Emmerich. Umfangreich saniert wurden die naturwissenschaftlichen Räumlichkeiten am Willibrord-Gymnasium. Die Stadt investierte 86.000 Euro. "Ist alles absolut besser als vorher", sagte ein Schüler, der gerade Unterricht im Physikraum hatte, als Bürgermeister Peter Hinze gestern die neuen Räume besichtigte. Mit dabei waren neben der Schulleiterin Inge McKay auch die Fachlehrer Michaela Hartmann (Mathematik und Physik) und Helge Schleipen, Lehrer für Biologie. "Wir haben diese Maßnahme begleitet und viele unserer Wünsche konnten auch umgesetzt werden", sagte die Physiklehrerin. Von Monika Hartjes

Insgesamt drei Räume wurden saniert - der Physikraum, der Biologieraum und dazwischen ein Kombiraum für beide Fächer. Inge McKay schilderte die Situation, wie sie vorher war: Es war nur Frontalunterricht möglich, weil die Tafel an der Wand und alle Tische in Reihen fest verschraubt waren. Die Möbel waren orange und sehr dunkel, schließlich näherte sich alles dem 50. Geburtstag. Es gab außerdem Probleme mit den vorgeschriebenen Sicherheitsabständen."

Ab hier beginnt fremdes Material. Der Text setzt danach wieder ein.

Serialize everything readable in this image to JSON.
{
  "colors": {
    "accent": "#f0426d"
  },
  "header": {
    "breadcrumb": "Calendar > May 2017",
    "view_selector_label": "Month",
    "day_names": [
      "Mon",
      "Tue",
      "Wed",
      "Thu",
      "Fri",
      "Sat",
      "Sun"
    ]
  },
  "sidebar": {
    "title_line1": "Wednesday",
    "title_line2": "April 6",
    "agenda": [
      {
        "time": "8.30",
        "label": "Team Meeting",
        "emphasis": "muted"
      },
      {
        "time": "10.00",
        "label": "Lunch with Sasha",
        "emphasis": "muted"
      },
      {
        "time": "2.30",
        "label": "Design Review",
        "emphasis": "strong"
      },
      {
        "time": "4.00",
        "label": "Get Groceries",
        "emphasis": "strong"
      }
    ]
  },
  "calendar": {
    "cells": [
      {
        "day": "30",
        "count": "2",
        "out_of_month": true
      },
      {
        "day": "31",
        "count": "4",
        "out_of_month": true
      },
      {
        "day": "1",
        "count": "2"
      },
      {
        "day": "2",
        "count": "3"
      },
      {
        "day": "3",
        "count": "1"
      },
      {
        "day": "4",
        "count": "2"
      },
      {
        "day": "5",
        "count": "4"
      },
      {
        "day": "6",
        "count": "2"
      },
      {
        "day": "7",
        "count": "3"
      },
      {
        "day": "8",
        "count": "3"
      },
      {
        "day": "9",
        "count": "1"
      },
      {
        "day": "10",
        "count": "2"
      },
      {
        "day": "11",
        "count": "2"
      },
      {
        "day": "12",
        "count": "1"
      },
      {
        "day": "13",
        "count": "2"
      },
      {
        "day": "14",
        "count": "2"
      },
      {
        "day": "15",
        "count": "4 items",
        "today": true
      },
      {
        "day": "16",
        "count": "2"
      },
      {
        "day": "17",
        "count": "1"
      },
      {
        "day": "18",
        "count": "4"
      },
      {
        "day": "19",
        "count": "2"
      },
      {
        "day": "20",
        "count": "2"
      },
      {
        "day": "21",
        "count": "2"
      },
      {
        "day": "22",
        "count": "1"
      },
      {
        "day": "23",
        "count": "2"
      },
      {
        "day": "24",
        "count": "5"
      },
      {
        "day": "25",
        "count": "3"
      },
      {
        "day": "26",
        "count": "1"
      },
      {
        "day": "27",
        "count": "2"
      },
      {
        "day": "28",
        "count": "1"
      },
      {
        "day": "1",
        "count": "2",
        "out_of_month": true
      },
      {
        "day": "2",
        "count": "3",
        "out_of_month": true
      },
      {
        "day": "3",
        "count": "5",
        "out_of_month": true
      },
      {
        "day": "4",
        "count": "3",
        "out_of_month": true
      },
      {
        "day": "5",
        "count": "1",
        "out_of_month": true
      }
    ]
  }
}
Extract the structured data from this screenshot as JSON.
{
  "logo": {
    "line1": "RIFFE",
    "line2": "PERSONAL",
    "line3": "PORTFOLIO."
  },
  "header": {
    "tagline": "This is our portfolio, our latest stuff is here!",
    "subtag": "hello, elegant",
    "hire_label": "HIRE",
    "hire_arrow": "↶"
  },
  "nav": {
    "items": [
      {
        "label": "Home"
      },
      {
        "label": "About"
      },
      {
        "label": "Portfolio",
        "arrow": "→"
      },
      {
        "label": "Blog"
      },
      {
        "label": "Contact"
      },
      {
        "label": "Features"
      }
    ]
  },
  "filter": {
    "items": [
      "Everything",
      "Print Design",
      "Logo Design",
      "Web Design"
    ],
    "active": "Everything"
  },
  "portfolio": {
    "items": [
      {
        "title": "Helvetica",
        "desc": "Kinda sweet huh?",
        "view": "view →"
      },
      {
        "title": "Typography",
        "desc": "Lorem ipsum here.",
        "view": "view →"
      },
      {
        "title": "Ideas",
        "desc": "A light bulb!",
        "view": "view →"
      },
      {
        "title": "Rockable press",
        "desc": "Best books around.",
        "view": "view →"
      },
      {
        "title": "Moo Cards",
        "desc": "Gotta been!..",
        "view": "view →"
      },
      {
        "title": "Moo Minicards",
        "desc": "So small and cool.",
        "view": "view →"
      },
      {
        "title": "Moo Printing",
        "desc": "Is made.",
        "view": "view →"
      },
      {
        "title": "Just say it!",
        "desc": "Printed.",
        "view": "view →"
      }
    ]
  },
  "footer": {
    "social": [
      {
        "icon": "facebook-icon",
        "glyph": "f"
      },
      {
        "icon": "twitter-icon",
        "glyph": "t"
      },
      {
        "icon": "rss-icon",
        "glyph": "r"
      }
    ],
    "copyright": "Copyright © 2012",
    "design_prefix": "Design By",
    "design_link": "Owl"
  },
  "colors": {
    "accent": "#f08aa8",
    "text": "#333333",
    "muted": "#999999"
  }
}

Bereits eine Woche vor den Sommerferien wurde mit den Sanierungsarbeiten begonnen und alles pünktlich abgeschlossen. "Die Stadt hat da sehr gut mit uns zusammengearbeitet", lobte die Schulleiterin.

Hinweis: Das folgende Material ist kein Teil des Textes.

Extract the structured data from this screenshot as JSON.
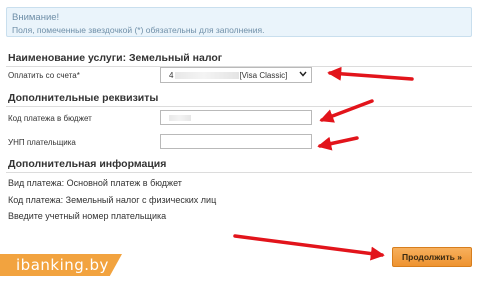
{
  "notice": {
    "title": "Внимание!",
    "text": "Поля, помеченные звездочкой (*) обязательны для заполнения."
  },
  "service_section": {
    "title": "Наименование услуги: Земельный налог",
    "pay_from_label": "Оплатить со счета*",
    "account_prefix": "4",
    "account_suffix": "[Visa Classic]"
  },
  "details_section": {
    "title": "Дополнительные реквизиты",
    "budget_code_label": "Код платежа в бюджет",
    "unp_label": "УНП плательщика",
    "unp_value": ""
  },
  "info_section": {
    "title": "Дополнительная информация",
    "lines": [
      "Вид платежа: Основной платеж в бюджет",
      "Код платежа: Земельный налог с физических лиц",
      "Введите учетный номер плательщика"
    ]
  },
  "continue_label": "Продолжить »",
  "watermark": "ibanking.by",
  "colors": {
    "accent_orange": "#ee9330",
    "arrow_red": "#e2141b",
    "notice_bg": "#eaf4fb"
  },
  "icons": {
    "select_chevron": "chevron-down-icon"
  }
}
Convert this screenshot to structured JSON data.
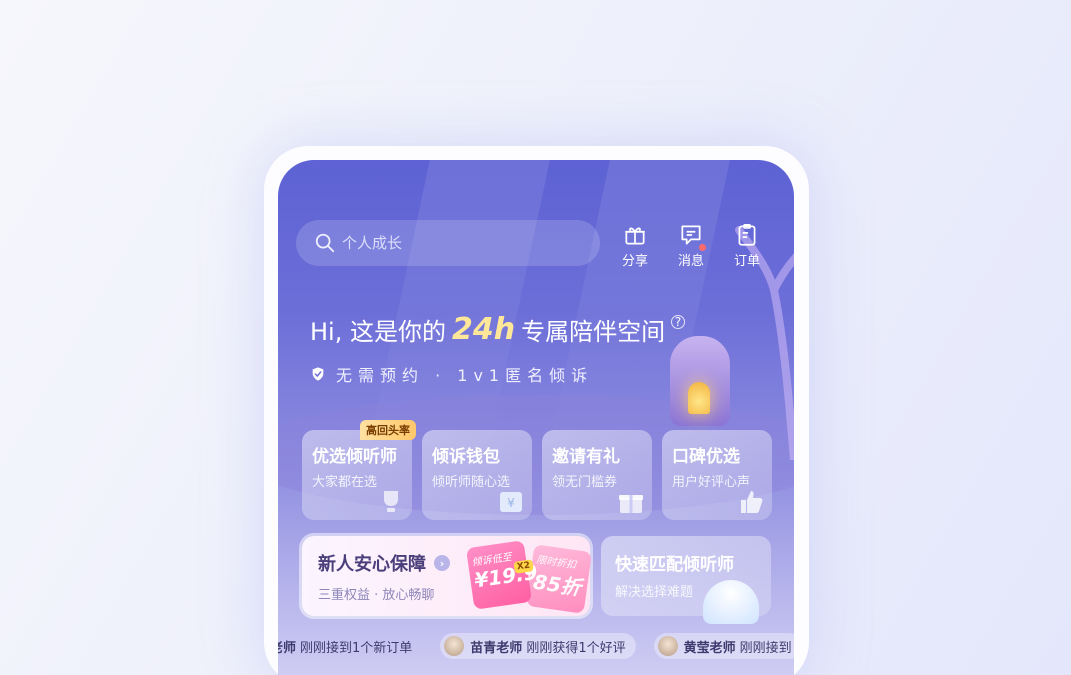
{
  "search": {
    "placeholder": "个人成长"
  },
  "top_actions": [
    {
      "label": "分享",
      "icon": "gift-icon"
    },
    {
      "label": "消息",
      "icon": "message-icon"
    },
    {
      "label": "订单",
      "icon": "clipboard-icon"
    }
  ],
  "hero": {
    "title_prefix": "Hi, 这是你的",
    "title_highlight": "24h",
    "title_suffix": "专属陪伴空间",
    "help_symbol": "?",
    "subtitle": "无需预约 · 1v1匿名倾诉"
  },
  "cards": [
    {
      "title": "优选倾听师",
      "subtitle": "大家都在选",
      "badge": "高回头率",
      "icon": "trophy-icon"
    },
    {
      "title": "倾诉钱包",
      "subtitle": "倾听师随心选",
      "icon": "wallet-icon"
    },
    {
      "title": "邀请有礼",
      "subtitle": "领无门槛券",
      "icon": "gift-box-icon"
    },
    {
      "title": "口碑优选",
      "subtitle": "用户好评心声",
      "icon": "thumbs-up-icon"
    }
  ],
  "promo": {
    "title": "新人安心保障",
    "subtitle": "三重权益 · 放心畅聊",
    "coupon_a": {
      "tag": "倾诉低至",
      "price": "¥19.9",
      "multiplier": "X2"
    },
    "coupon_b": {
      "tag": "限时折扣",
      "price": "85折"
    }
  },
  "match": {
    "title": "快速匹配倾听师",
    "subtitle": "解决选择难题"
  },
  "ticker": [
    {
      "name": "老师",
      "text": "刚刚接到1个新订单"
    },
    {
      "name": "苗青老师",
      "text": "刚刚获得1个好评"
    },
    {
      "name": "黄莹老师",
      "text": "刚刚接到"
    }
  ],
  "colors": {
    "accent": "#5d62d4",
    "highlight": "#ffe79a",
    "badge": "#ffc76b",
    "coupon": "#ff5fa2"
  }
}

Die Ausstattung entspricht den neuesten Standards und ist auf das jeweilige Fach abgestimmt. So gibt es im Biologieraum Energiesäulen für jede Tischgruppe mit eigenem Strom- und Gasanschluss, beispielsweise für Bunsenbrenner. Auch Möglichkeiten für einen Internetanschluss sind in der Säule. Alle Tische lassen sich frei verstellen. "So ist flexible Gruppenarbeit möglich", sagte Schleipen. Die Stühle sind höhenverstellbar. Auch die Sicherheitsausstattung ist auf dem neuesten Stand, so gibt es im Biologieraum die vorgeschriebene Augendusche. Die neuen hellen Schränke sind mit Sicherheitsglas ausgestattet. Außerdem erfolgt bei Überbelastung von Geräten eine automatische Abschaltung.

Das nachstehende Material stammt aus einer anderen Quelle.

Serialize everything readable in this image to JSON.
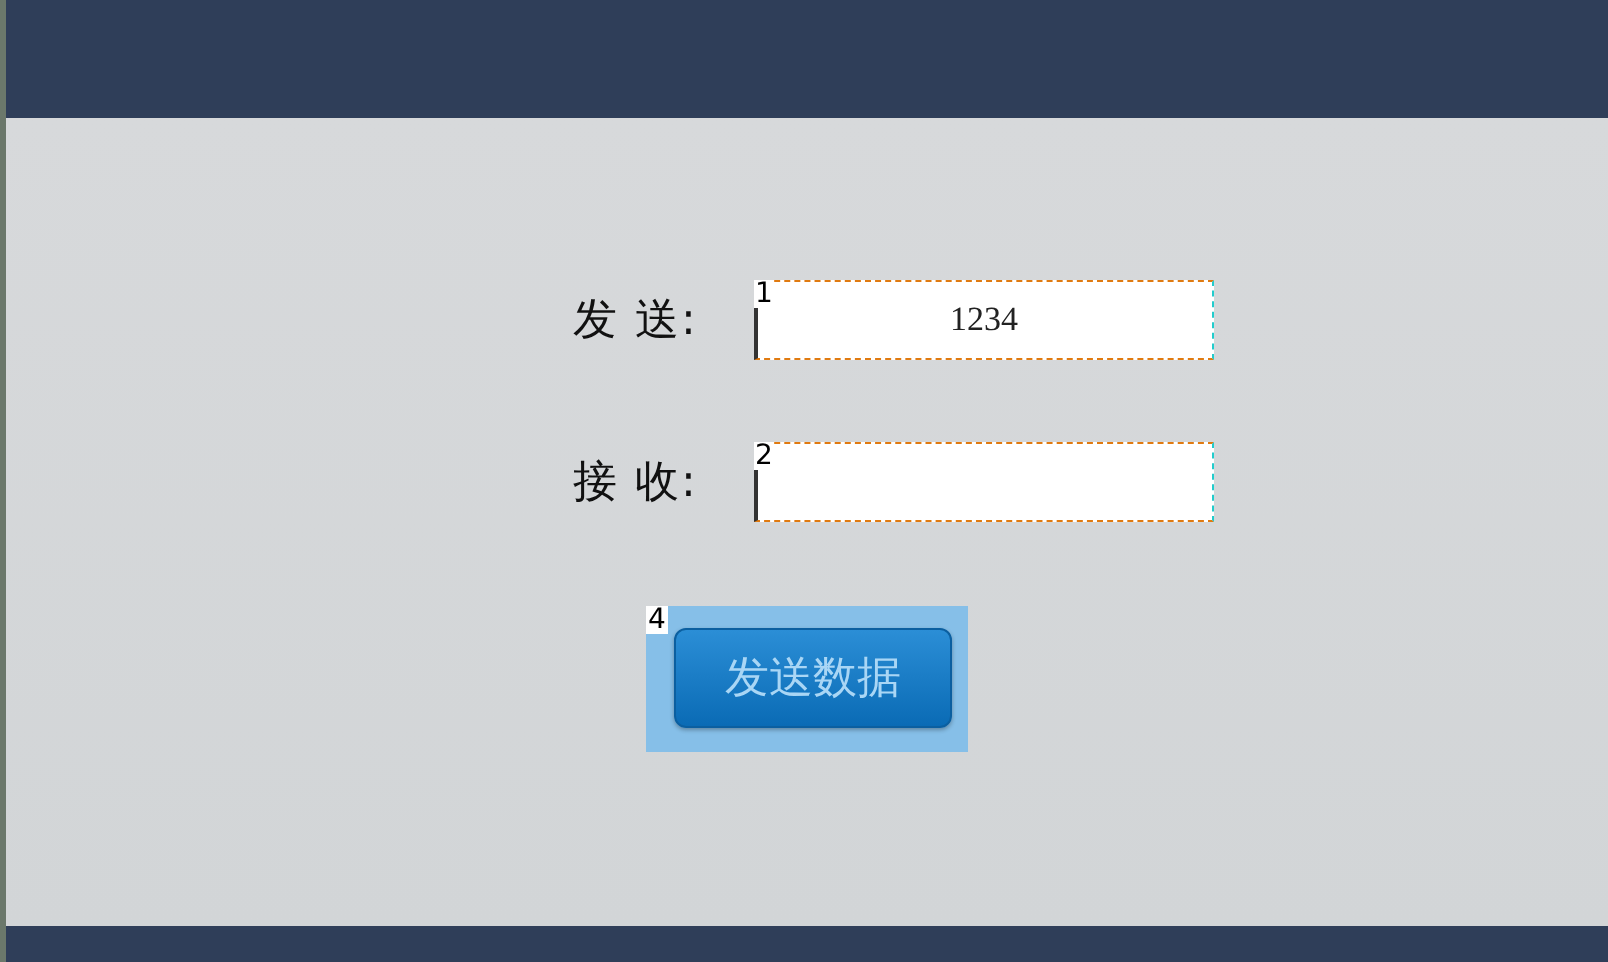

Die Ausstattung des Pultes im Physikraum lässt das Herz eines jeden Physiklehrers höher schlagen lässt. "Vom Pult aus kann ich die Spannung bei Bedarf regulieren", erklärt Michaela Hartmann. "Man kann Gleich- oder Wechselspannung anlegen und eine definierte Spannung herausgeben." So kann man für die "Physikanfänger" der sechsten Klasse beispielsweise nur fünf Volt "herausgeben", so dass auch beim Experimentieren keine Gefahr für die Schüler besteht. "Früher musste man das alles mit einzelnen Schülertrafos machen, die kosteten rund 150 Euro pro Stück", erzählt die Physiklehrerin." Außerdem wurde bereits für die Zukunft geplant: Hinter den Tafeln liegen die Schächte mit den Verkabelungen für White-Boards.

"Wir haben hier knapp 820 Schüler an unserer Schule. Das Geld ist gut investiert", sagte Inge McKay. "Vielleicht kommen jetzt auch Physik-Referendare zu uns, wenn sie hören, dass sie hier optimal arbeiten können."